Penetapan ini merupakan rangkaian penyidikan panjang sejak 2023, yang dimulai melalui Surat Perintah Penyelidikan Print-1044/P.4.35.4/Fd.1/10/2023, dan naik ke tahap penyidikan berdasarkan Print-171/P.4.35.4/Fd.1/02/2024.
Tiga Tersangka Resmi Diborgol
Ketiganya ditetapkan melalui surat penetapan tersangka masing-masing:
AL – Pegawai Kontrak Kemensos / Koordinator Daerah BPNT
MAL – Supplier BPNT
CR – Supplier BPNT
Ketiganya diduga menjalankan skema kolaboratif yang menyebabkan kerugian negara mencapai Rp2.240.542.000 sebagaimana hasil audit Inspektorat Daerah Luwu.
Modus: Pemasok Tunggal, Paket Sembako, dan Komoditas Terlarang
Penyidik menemukan bahwa AL, CR, dan MAL bersekongkol mengunci pemasok menjadi satu pintu, memaksa agen e-Warong hanya menerima barang dari pemasok tertentu.
Agen bahkan tidak diberi ruang memilih komoditas sesuai aturan.

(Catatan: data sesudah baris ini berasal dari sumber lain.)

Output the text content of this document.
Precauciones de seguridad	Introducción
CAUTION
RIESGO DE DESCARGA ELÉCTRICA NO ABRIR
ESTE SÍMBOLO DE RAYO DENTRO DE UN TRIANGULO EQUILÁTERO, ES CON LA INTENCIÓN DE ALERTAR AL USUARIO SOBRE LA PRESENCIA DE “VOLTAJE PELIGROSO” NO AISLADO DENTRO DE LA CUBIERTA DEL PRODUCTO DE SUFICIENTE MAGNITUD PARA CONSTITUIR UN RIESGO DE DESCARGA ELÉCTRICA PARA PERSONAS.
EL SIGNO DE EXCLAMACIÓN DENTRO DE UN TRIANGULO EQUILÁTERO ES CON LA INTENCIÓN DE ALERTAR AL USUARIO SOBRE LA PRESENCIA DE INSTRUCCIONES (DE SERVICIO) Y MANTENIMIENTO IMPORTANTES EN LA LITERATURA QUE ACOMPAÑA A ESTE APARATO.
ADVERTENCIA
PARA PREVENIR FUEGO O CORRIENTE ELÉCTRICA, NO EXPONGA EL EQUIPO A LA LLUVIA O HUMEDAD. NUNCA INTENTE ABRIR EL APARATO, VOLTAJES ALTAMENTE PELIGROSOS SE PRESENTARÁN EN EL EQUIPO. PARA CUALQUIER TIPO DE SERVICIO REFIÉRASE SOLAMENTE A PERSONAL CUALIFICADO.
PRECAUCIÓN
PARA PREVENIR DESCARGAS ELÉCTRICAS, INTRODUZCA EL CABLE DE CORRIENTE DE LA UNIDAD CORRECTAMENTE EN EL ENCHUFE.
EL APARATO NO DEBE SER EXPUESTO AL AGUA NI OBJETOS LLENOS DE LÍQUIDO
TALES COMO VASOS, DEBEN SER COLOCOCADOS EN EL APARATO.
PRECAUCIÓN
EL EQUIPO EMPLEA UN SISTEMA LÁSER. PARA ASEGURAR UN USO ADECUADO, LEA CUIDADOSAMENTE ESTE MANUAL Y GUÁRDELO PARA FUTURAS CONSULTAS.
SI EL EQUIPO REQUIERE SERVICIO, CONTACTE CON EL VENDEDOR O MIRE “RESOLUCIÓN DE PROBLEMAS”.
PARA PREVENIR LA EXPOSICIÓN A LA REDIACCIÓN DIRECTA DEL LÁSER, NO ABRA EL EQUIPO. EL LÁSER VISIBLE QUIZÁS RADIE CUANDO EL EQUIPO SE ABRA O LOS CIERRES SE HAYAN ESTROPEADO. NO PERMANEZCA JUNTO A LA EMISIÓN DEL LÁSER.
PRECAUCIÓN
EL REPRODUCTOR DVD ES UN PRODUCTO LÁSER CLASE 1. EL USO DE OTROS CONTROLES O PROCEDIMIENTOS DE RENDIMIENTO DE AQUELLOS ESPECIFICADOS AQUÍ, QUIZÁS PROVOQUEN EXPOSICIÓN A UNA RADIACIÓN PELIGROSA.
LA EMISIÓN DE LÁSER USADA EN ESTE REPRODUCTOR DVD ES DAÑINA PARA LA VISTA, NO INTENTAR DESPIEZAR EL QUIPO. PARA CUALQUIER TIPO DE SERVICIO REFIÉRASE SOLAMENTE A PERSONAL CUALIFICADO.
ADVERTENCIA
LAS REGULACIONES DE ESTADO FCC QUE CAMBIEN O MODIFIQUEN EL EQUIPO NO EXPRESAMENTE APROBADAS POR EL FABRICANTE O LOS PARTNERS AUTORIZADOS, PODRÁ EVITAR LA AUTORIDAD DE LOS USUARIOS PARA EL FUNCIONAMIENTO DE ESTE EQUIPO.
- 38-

Bantuan untuk KPM dipaketkan, bertentangan dengan Permensos No. 20/2019 dan Pedoman Umum Program Sembako 2020.
Lebih jauh, ketiganya juga menyalurkan ikan kaleng, komoditas yang secara tegas dilarang dalam pedoman program.
Penyidik turut mengungkap, AL diduga mengondisikan pendamping sosial dengan imbalan tambahan gaji agar mendukung penunjukan pemasok tertentu, sekaligus membantu distribusi barang.

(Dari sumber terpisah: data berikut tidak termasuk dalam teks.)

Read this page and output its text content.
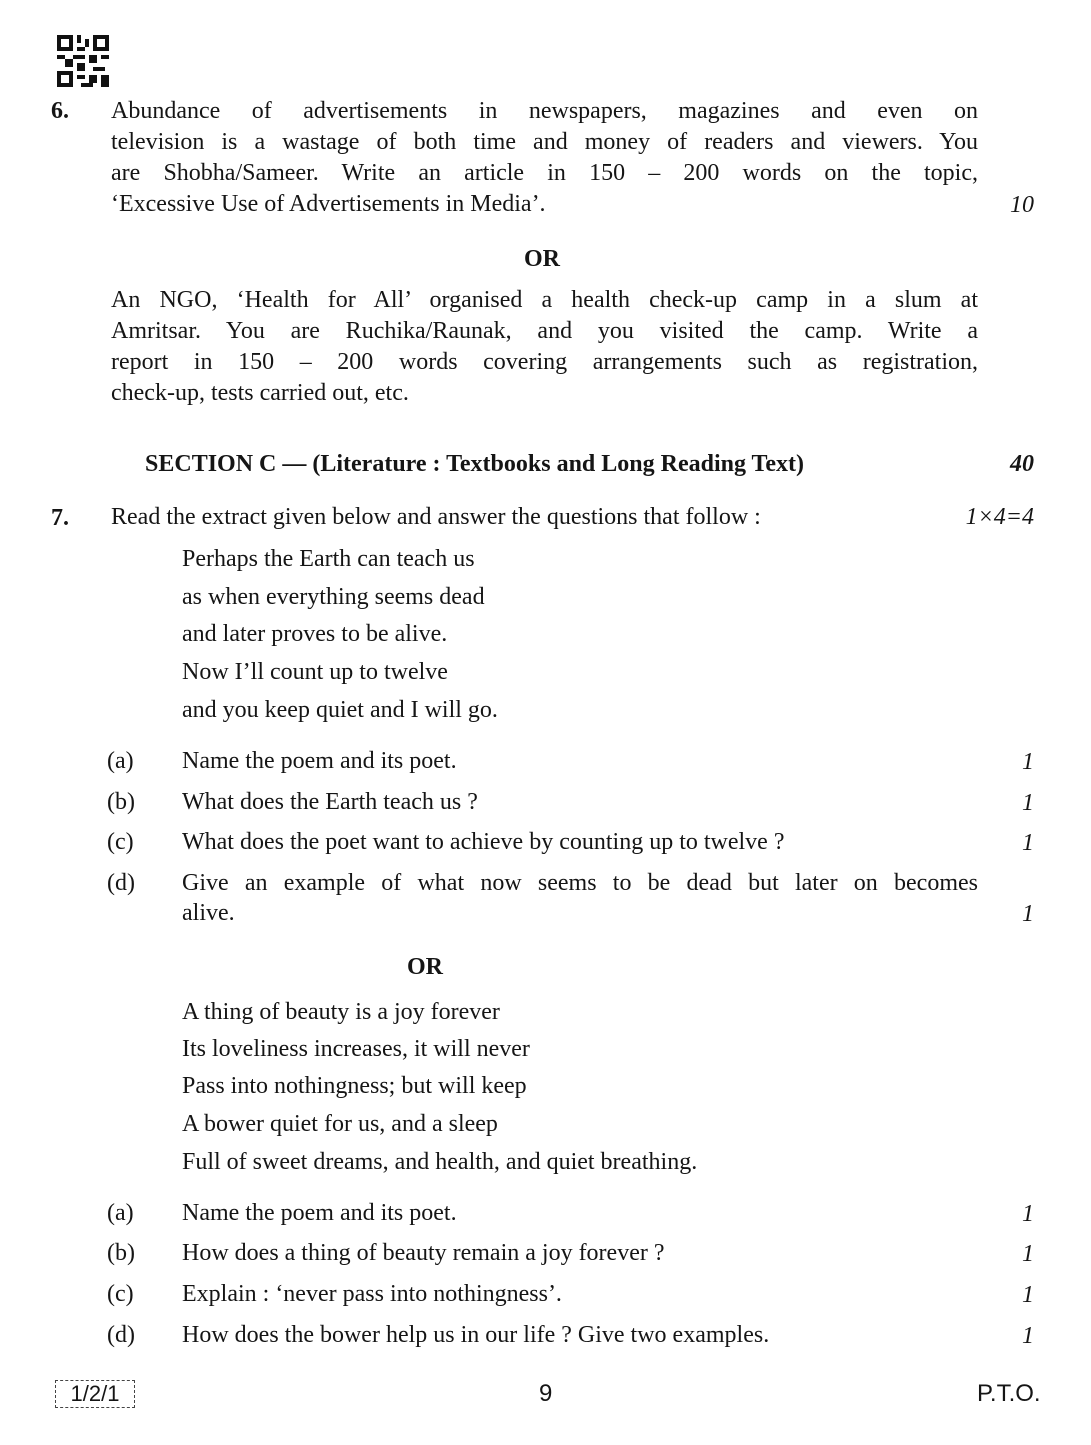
6. Abundance of advertisements in newspapers, magazines and even on
television is a wastage of both time and money of readers and viewers. You
are Shobha/Sameer. Write an article in 150 – 200 words on the topic,
‘Excessive Use of Advertisements in Media’.	10
OR
An NGO, ‘Health for All’ organised a health check-up camp in a slum at
Amritsar. You are Ruchika/Raunak, and you visited the camp. Write a
report in 150 – 200 words covering arrangements such as registration,
check-up, tests carried out, etc.
SECTION C — (Literature : Textbooks and Long Reading Text)	40
7. Read the extract given below and answer the questions that follow :	1×4=4
Perhaps the Earth can teach us
as when everything seems dead
and later proves to be alive.
Now I’ll count up to twelve
and you keep quiet and I will go.
(a) Name the poem and its poet.	1
(b) What does the Earth teach us ?	1
(c) What does the poet want to achieve by counting up to twelve ?	1
(d) Give an example of what now seems to be dead but later on becomes
alive.	1
OR
A thing of beauty is a joy forever
Its loveliness increases, it will never
Pass into nothingness; but will keep
A bower quiet for us, and a sleep
Full of sweet dreams, and health, and quiet breathing.
(a) Name the poem and its poet.	1
(b) How does a thing of beauty remain a joy forever ?	1
(c) Explain : ‘never pass into nothingness’.	1
(d) How does the bower help us in our life ? Give two examples.	1
1/2/1	9	P.T.O.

Agen e-Warong diduga menerima keuntungan Rp6.000 per KPM, sementara AL mengantongi fee Rp148,5 juta dari CR.
Ketiga tersangka dijerat Pasal 2 ayat (1) atau Pasal 3 jo. Pasal 18 UU Tipikor, serta Pasal 55 ayat (1) KUHP.
Mereka akan menjalani penahanan 20 hari ke depan di Lapas Kelas IIA Palopo.